Le trafic de drogue marseillais recrute dans toute la France. Crédit : Anthony Micallef
Le trafic de drogue marseillais recrute dans toute la France. Crédit : Anthony Micallef

À tout employeur, ses employés… comme dans le circuit économique légal, les réseaux de trafiquants de stupéfiant à Marseille et ailleurs, ont besoin de faire appel à de la main d’œuvre pour faire tourner les quelques 120 points de deal de la ville et impossible évidemment de faire passer des annonces de manière officielle. 

Aujourd’hui, avec l’essor des réseaux sociaux, l’essentiel du recrutement passe par ce biais.
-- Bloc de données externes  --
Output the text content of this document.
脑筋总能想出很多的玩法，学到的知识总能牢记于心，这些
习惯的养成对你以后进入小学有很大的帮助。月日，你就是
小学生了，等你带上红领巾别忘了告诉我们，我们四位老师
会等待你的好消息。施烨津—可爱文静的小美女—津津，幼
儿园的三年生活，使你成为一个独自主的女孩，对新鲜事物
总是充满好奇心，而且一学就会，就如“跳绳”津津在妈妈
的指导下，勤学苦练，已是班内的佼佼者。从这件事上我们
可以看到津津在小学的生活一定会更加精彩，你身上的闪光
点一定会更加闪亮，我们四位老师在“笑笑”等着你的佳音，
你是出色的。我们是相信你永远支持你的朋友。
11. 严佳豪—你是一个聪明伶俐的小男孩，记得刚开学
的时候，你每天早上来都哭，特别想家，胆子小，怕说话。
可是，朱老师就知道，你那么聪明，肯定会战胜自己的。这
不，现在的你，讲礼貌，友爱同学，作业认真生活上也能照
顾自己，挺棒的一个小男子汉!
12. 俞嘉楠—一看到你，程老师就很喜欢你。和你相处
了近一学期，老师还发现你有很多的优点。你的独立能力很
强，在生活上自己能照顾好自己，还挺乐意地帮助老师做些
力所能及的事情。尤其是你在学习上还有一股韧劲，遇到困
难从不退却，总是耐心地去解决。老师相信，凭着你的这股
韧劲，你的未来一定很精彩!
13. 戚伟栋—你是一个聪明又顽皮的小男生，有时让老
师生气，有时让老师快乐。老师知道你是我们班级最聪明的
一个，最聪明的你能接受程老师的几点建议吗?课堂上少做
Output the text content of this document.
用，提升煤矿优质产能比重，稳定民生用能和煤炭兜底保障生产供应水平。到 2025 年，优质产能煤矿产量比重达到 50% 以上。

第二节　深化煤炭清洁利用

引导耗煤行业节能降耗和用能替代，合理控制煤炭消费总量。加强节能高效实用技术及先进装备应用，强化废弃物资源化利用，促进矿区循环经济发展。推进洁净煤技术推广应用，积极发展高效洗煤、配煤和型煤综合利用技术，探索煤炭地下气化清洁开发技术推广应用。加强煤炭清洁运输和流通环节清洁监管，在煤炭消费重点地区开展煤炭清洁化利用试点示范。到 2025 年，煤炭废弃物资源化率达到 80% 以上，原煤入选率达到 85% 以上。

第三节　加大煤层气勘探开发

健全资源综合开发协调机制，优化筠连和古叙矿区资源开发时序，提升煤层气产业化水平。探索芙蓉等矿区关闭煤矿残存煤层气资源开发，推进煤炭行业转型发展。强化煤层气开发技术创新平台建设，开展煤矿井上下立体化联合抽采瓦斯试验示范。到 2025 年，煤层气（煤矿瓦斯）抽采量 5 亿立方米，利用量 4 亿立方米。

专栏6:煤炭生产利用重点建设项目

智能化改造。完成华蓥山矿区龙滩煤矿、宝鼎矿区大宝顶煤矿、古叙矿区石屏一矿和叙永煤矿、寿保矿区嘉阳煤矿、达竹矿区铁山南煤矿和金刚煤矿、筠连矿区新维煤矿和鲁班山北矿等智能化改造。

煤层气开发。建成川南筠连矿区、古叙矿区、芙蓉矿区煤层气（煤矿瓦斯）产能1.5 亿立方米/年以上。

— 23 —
C’est là que les petites annonces y sont publiées, par Snapchat, Telegram ou Tik Tok, des réseaux sociaux dont l’usage est largement répandu chez les jeunes âgés de 15 à 25 ans, cœur de cible des recruteurs.

Sur différentes chaînes de discussion, dont « Actu djobeur », parfois avec des logos détournés de Pôle Emploi, devenu «  la Cité Emploi », on trouve de tout : « cherche gérant sérieux, motivé et ambitieux, paye 400 », ou « cherche djobeur : 250/300 euros temps plein », «  nourri logé on vien récup à la gare », « cherche un chouf + un charbonneur » ( un guetteur et un vendeur).

On y trouve aussi des quiz anonymes « quel poste préfères-tu ? », auxquels on est invité à répondre en cochant sa case préférée entre guetteur, vendeur ou sécurité, assorti des tarifs, qui oscillent entre 120 et 400 euros par jour selon les postes.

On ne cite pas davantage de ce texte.